Ubiquitin chain topology in plant cell signaling: a new facet to an evergreen story

Abstract

Ubiquitin is a peptide modifier able to form polymers of varying length and linkage as part of a powerful signaling system. Perhaps the best-known aspect of this protein's function is as the driver of targeted protein degradation through the Ubiquitin Proteasome System (UPS). Through the formation of lysine 48-linked polyubiquitin chains, it is able to direct the degradation of tagged proteins by the 26S proteasome, indirectly controlling many processes within the cell. However, recent research has indicated that ubiquitin performs a multitude of other roles within the cell beyond protein degradation. It is able to form 6 other "atypical" linkages though lysine residues at positions 6, 11, 27, 29, 33, and 63. These atypical chains perform a range of diverse functions, including the regulation of iron uptake in response to perceived deficiency, repair of double stranded breaks in the DNA, and regulation of the auxin response through the non-proteasomal degradation of auxin efflux carrier protein PIN1. This review explores the role ubiquitin chain topology plays in plant cellular function. We aim to highlight the importance of these varying functions and the future challenges to be encountered within this field.

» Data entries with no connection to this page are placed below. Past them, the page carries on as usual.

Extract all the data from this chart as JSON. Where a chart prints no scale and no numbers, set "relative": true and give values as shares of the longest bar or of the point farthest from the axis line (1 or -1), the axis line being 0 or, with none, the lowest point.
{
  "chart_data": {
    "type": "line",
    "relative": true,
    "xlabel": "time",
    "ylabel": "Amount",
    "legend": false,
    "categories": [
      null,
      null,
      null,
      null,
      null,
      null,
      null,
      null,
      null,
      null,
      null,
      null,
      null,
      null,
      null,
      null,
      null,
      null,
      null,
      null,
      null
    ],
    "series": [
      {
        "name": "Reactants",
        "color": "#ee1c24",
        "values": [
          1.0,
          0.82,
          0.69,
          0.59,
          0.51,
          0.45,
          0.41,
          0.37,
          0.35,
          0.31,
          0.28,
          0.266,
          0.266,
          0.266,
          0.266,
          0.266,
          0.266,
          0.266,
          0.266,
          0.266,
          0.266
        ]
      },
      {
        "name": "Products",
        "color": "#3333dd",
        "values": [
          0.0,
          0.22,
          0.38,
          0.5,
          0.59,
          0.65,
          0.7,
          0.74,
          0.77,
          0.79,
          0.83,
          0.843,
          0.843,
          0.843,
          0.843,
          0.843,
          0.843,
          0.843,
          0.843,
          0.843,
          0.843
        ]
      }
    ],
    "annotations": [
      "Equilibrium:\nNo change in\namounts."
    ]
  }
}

Keywords: abiotic stress; pathogen; plants; signaling pathways; ubiquitin.

Figure 1

Alignment of HsUBE2S with AtUBC22 homologs and AtUBC7. An alignment showing the amino acid sequence similarity between the K11-chain-forming Human E2, UBE2S, the plant homologs AtUBC22, AlUBC18, Os06g0660700, and TuUBC22, and the K48-chain-forming AtUBC7. The alignment shows large areas of conservation amongst the K11-chain-forming E2s, but little in comparison with UBC7. The active site cysteine (red box) is conserved in all aligned sequences, with the surrounding residues showing very high conservation amongst the K11-chain-forming UBCs.